[MUD-Dev] curses and grief players

Scatter scatter at thevortex.com
Wed Jul 12 10:03:22 CEST 2000


Patrick Dughi <dughi at imaxx.net> wrote:

>        Our system was pretty simple, and revolved around the idea that
>less powerful people would be able to affect the world less.  Admin staff
>would flag someone as trouble and the afflicted character would miss
>attacks more often, do less damage, be hit harder, fail spells/skills more
>often, require more exp to level, etc.

I intend to implement something like this as well - in the guess of a "bad luck"
curse that can be applied to players. Basically it would hook into the skill check
function and make the player less likely to succeed at anything and increasing
the likelyhood of fumbles or suprising successes by the opposition. 

Multiple applications of the curse would have a cumulative effect until the
character becomes more or less unplayable. At this point the player has to
decide whether its more desirable to sacrifice the character and start over
with a new one or to reform, apologise and get the curses removed.

Of course, this method would have very little effect on the 'annoying
newbie' syndrome who has just created a character for the specific purpose
of annoying people.

>        I was curious what other tools of encouragment there exist for the
>handling of these grief players, or potential troublemakers - how are they
>handled in other situations?  Is the player-moderated curse/other an
>effective system?  Someone had mentioned death being permanant based on
>the feelings of other players?

The other mechanism I'm considering, given that it is unlikely for an admin
to be on all the time, is to allow players to boot a player from the game.

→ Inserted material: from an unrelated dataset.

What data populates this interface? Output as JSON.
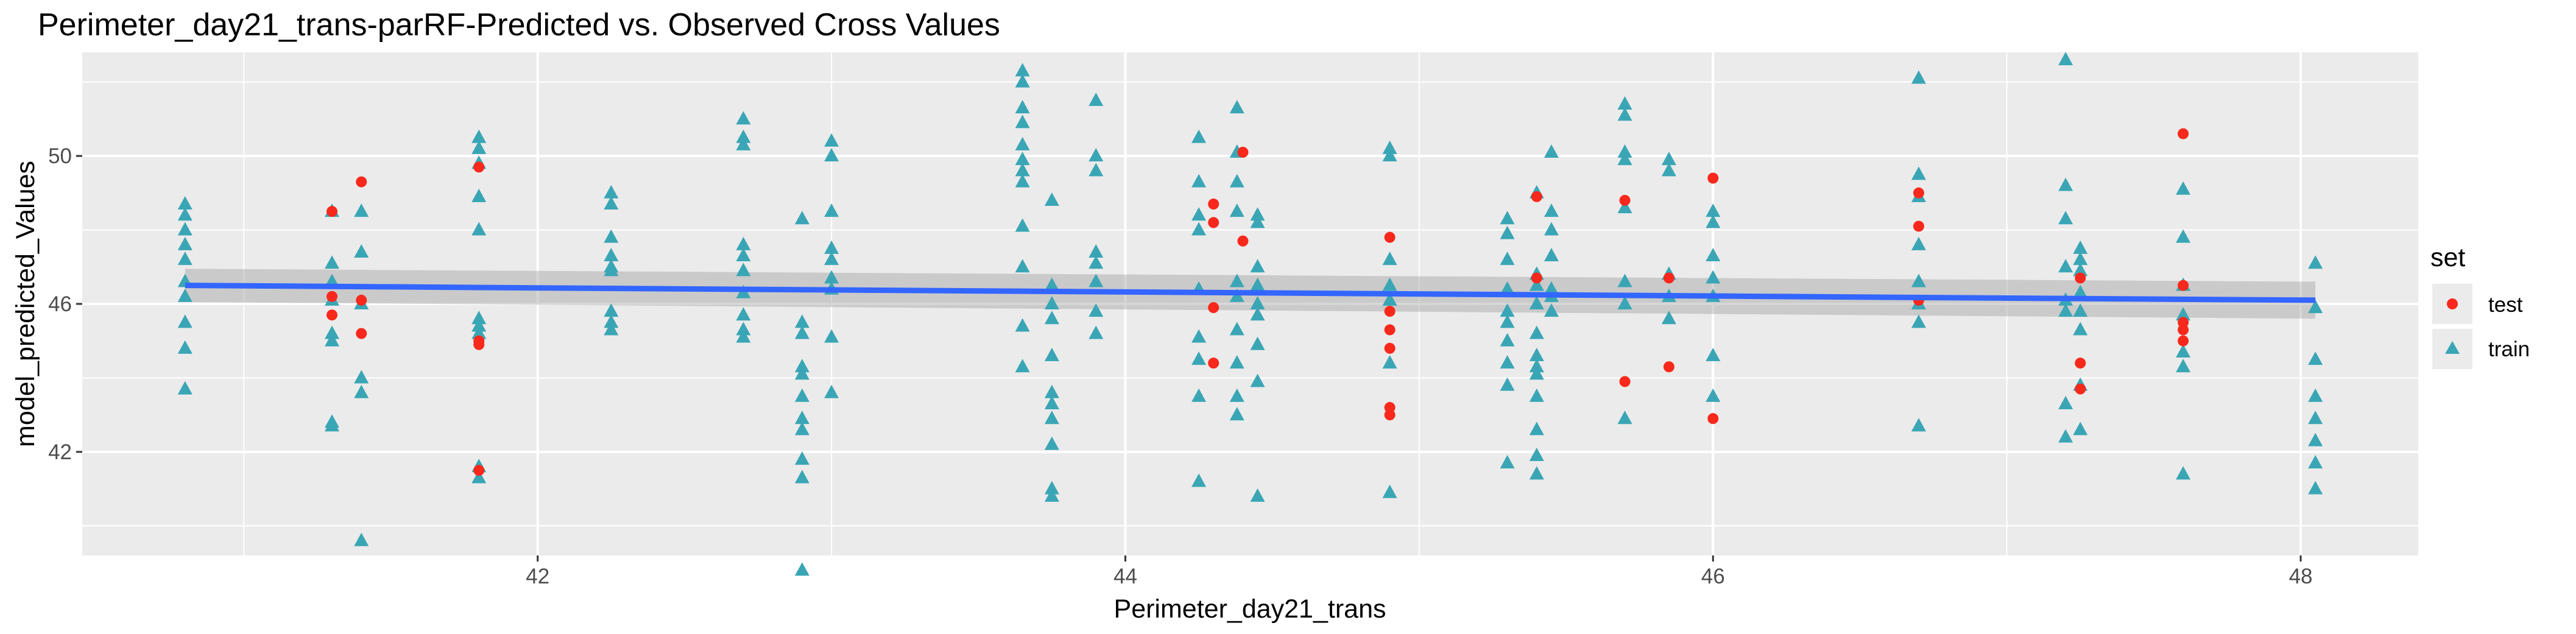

The idea is that players have a command such as 'boot' which can be used on
annoying players. When the first player uses 'boot', the system begins logging
the actions of the targetted player - to provide supporting evidence of the
problem actions. When a certain proportion of other players online have
also used 'boot' on the player then he is chucked out of the game and his access
is suspended pending admin review of the log.

The proportion of players having to support the boot would probably have to
vary depending on the number online - if there are only 6 online, then 5 should
need to agree whereas if there are 30 online then 20 agreements might be
enough. The logging should prevent (or at least, expose) groups of players
using 'boot' maliciously.

Again, the problem this doesn't really address is 'annoying new characters'
where the player concerned doesn't really care if the character is lost or not
and just creates a new one when one gets booted.